И когда Бронте кладёт голову мне на колени, и я читаю вслух «Одиссею» и чувствую, как её желание узнать всё становится тем сильней, чем дольше я избегаю разговоров об этом, когда она замечает, что я декламирую поэму наизусть, и решается задать первый вопрос, который прорвёт плотину, но так же, как Одиссей не поддаётся на призывы сирен — я не поддамся на расспросы.

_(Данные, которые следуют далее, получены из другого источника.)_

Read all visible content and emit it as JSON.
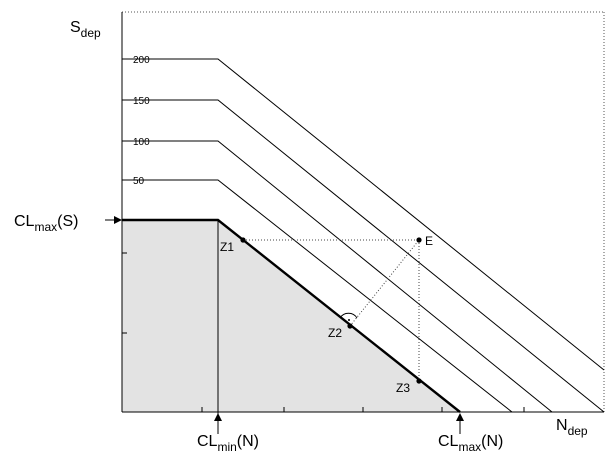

Когда солнце скрывается за обрезками облаков, температура падает и раздосадованные мамаши гоняются за своими детьми с пальтишками наготове, борясь с шизофреническим днём, Бронте не обращает внимания на посвежевший ветер, зная, что через несколько секунд солнце вернётся; но даже если она и мёрзнет, ей это безразлично, потому что она приступает к допросу с пристрастием,

И я не могу понять что сильнее — её желание познать или моё желание остаться непознанным.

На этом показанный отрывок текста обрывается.